Context Graph Technical Deep Dive

A practical overview of how the Context Graph connects source systems, canonical semantics, and surface-specific views for API, CLI, and agent workflows.

Author
Interloom Team
Published

Most teams have the same problem: data lives everywhere, but context lives nowhere.

The Context Graph solves this by introducing one canonical semantic layer between operational systems and consuming surfaces (API, CLI, and agent workflows).

This deep dive stays intentionally high level and focuses on the core building blocks.

The Three Layer Model

The architecture is split into three responsibility layers:

  • Source layer: Systems of record (databases, repositories, thread events, activity payloads).
  • Canonical layer: One shared model for entities and relationships.
  • Projection layer: Surface-specific outputs for API, CLI, and agent context.

The operating rule is simple: derive meaning once, project many times.

Core Primitives

The canonical model is built from three primitives:

  • GameObject: a first-class node with stable identity and intrinsic properties.
  • Semantic relationship: a typed, directed edge between two GameObjects.
  • Projection: a consumer-specific representation that can format and filter, but cannot invent semantics.

Important guardrail: canonical properties are intrinsic only. Structural links are represented as relationships, not pointer fields.

Current Relationship Semantics

The current semantic relationship set is:

  • OWN for structural ownership or containment
  • AUTHORED for authored content in context
  • CREATED for object creation events
  • ATTACHED for attachment actions
  • UPDATED for state changes
  • INVOKED for agent invocation events

At a rollout level, structural ownership is introduced first and activity-derived semantics are layered in afterward.

Key Services

Two peer services expose the canonical model:

  • GameObjectService: resolves objects, resolves relationships, and supports mixed-type listing.
  • TimelineService: resolves thread timelines as ordered canonical entries for downstream projections.

This separation keeps graph traversal and timeline composition explicit, while still allowing both services to share the same canonical references.

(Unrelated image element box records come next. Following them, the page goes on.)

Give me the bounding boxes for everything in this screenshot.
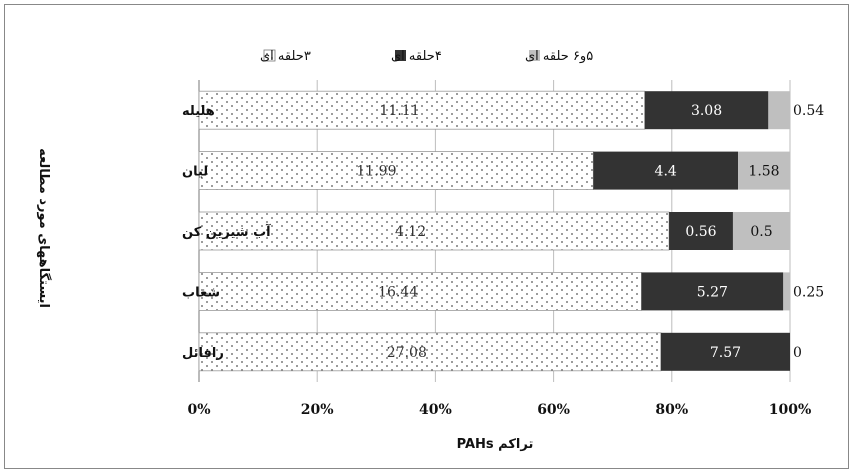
- category-labels: هلیله لیان آب شیرین کن شغاب رافائل: [182, 104, 271, 361]
- data-label: 11.99: [356, 164, 396, 180]
- bar-segment: [783, 272, 790, 311]
- legend-swatch-5-6-ring: [529, 50, 540, 61]
- data-label: 0: [793, 345, 802, 361]
- category-label: لیان: [182, 165, 208, 180]
- bar-segment: [768, 91, 790, 130]
- bar-segment: [198, 151, 594, 191]
- data-label: 0.5: [750, 224, 772, 240]
- category-label: هلیله: [182, 104, 215, 119]
- bar-segment: [738, 151, 790, 190]
- data-label: 11.11: [380, 103, 420, 119]
- legend-label-4-ring: ۴حلقه ای: [391, 49, 442, 64]
- legend-label-3-ring: ۳حلقه ای: [260, 49, 311, 64]
- bar-segment: [669, 212, 733, 250]
- data-label: 5.27: [697, 284, 728, 300]
- data-label: 0.54: [793, 103, 824, 119]
- x-tick-label: 20%: [301, 402, 334, 418]
- legend-swatch-3-ring: [263, 49, 276, 62]
- x-tick-label: 0%: [187, 402, 210, 418]
- data-label: 1.58: [748, 164, 779, 180]
- legend-swatch-4-ring: [395, 50, 406, 61]
- bar-segment: [198, 271, 642, 311]
- bar-segment: [593, 151, 739, 190]
- x-tick-label: 60%: [537, 402, 570, 418]
- bar-segment: [198, 211, 670, 251]
- bar-segment: [660, 332, 790, 371]
- x-tick-label: 40%: [419, 402, 452, 418]
- x-axis-title: تراکم PAHs: [457, 437, 534, 452]
- bar-segment: [644, 91, 769, 130]
- data-label: 3.08: [691, 103, 722, 119]
- data-label: 4.4: [655, 164, 677, 180]
- bar-segment: [198, 90, 646, 130]
- y-axis-title: ایستگاههای مورد مطالعه: [36, 148, 52, 308]
- category-label: شغاب: [182, 285, 220, 300]
- x-tick-label: 100%: [769, 402, 812, 418]
- data-label: 7.57: [710, 345, 741, 361]
- data-label: 27.08: [387, 345, 427, 361]
- data-label: 4.12: [395, 224, 426, 240]
- x-tick-label: 80%: [655, 402, 688, 418]
- bar-segment: [732, 212, 790, 250]
- category-label: رافائل: [182, 346, 224, 361]
- data-label: 0.56: [685, 224, 716, 240]
- legend: ۵و۶ حلقه ای ۴حلقه ای ۳حلقه ای: [260, 49, 593, 64]
- category-label: آب شیرین کن: [182, 223, 271, 240]
- bar-segment: [641, 272, 784, 311]
- x-ticks: 0% 20% 40% 60% 80% 100%: [187, 402, 811, 418]
- data-label: 0.25: [793, 284, 824, 300]
- legend-label-5-6-ring: ۵و۶ حلقه ای: [525, 49, 593, 64]
- data-label: 16.44: [378, 284, 418, 300]
- bars-group: 11.11 3.08 0.54 11.99 4.4 1.58 4.12 0.56 0.5 16.4…: [198, 90, 824, 372]
- bar-segment: [198, 332, 662, 372]
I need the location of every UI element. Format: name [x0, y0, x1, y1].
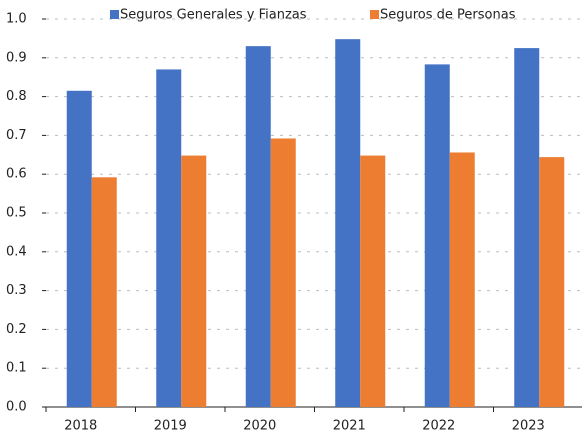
- bar: [270, 138, 296, 407]
- x-tick-label: 2023: [512, 419, 545, 434]
- bar: [360, 155, 386, 407]
- x-tick-label: 2018: [64, 419, 97, 434]
- x-tick-label: 2019: [154, 419, 187, 434]
- bar: [335, 39, 361, 408]
- y-tick-label: 0.1: [6, 361, 27, 376]
- bar: [424, 64, 450, 408]
- legend-label: Seguros Generales y Fianzas: [120, 8, 307, 23]
- bar: [66, 90, 92, 407]
- y-tick-label: 1.0: [6, 12, 27, 27]
- bar: [181, 155, 207, 407]
- y-tick-label: 0.7: [6, 128, 27, 143]
- y-tick-label: 0.3: [6, 283, 27, 298]
- bar: [245, 46, 271, 407]
- legend-swatch: [370, 10, 379, 19]
- y-tick-label: 0.6: [6, 167, 27, 182]
- bar: [449, 152, 475, 407]
- y-tick-label: 0.0: [6, 400, 27, 415]
- x-tick-label: 2022: [422, 419, 455, 434]
- bar: [156, 69, 182, 407]
- y-tick-label: 0.2: [6, 322, 27, 337]
- x-tick-label: 2020: [243, 419, 276, 434]
- y-tick-label: 0.5: [6, 206, 27, 221]
- x-tick-label: 2021: [333, 419, 366, 434]
- bar: [514, 48, 540, 407]
- y-tick-label: 0.9: [6, 50, 27, 65]
- bar: [91, 177, 117, 407]
- y-tick-label: 0.4: [6, 244, 27, 259]
- y-tick-label: 0.8: [6, 89, 27, 104]
- bar: [539, 157, 565, 407]
- legend-label: Seguros de Personas: [380, 8, 516, 23]
- legend-swatch: [110, 10, 119, 19]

Referencing and Building Relationships

A relationship is always defined from two typed references plus a semantic edge:

  • from_object: origin node reference
  • to_object: target node reference
  • type: relationship meaning

In practice, derivation follows deterministic source mappings. Once mappings are defined centrally, every surface consumes the same edge semantics and only differs in presentation.

Why This Matters

Without a canonical graph, each surface re-derives structure independently. That creates drift in behavior and duplicated logic.

With a canonical graph:

  • semantics stay consistent across API, CLI, and agent tooling
  • projection remains flexible for each surface's constraints
  • context retrieval gets simpler, faster, and easier to reason about

What This Deep Dive Intentionally Leaves Out

This post explains architecture and operating model, not private implementation internals. It omits low-level optimization details, private derivation heuristics, and system-specific safeguards by design.

The goal is a clear mental model of the system, not a line-by-line implementation spec.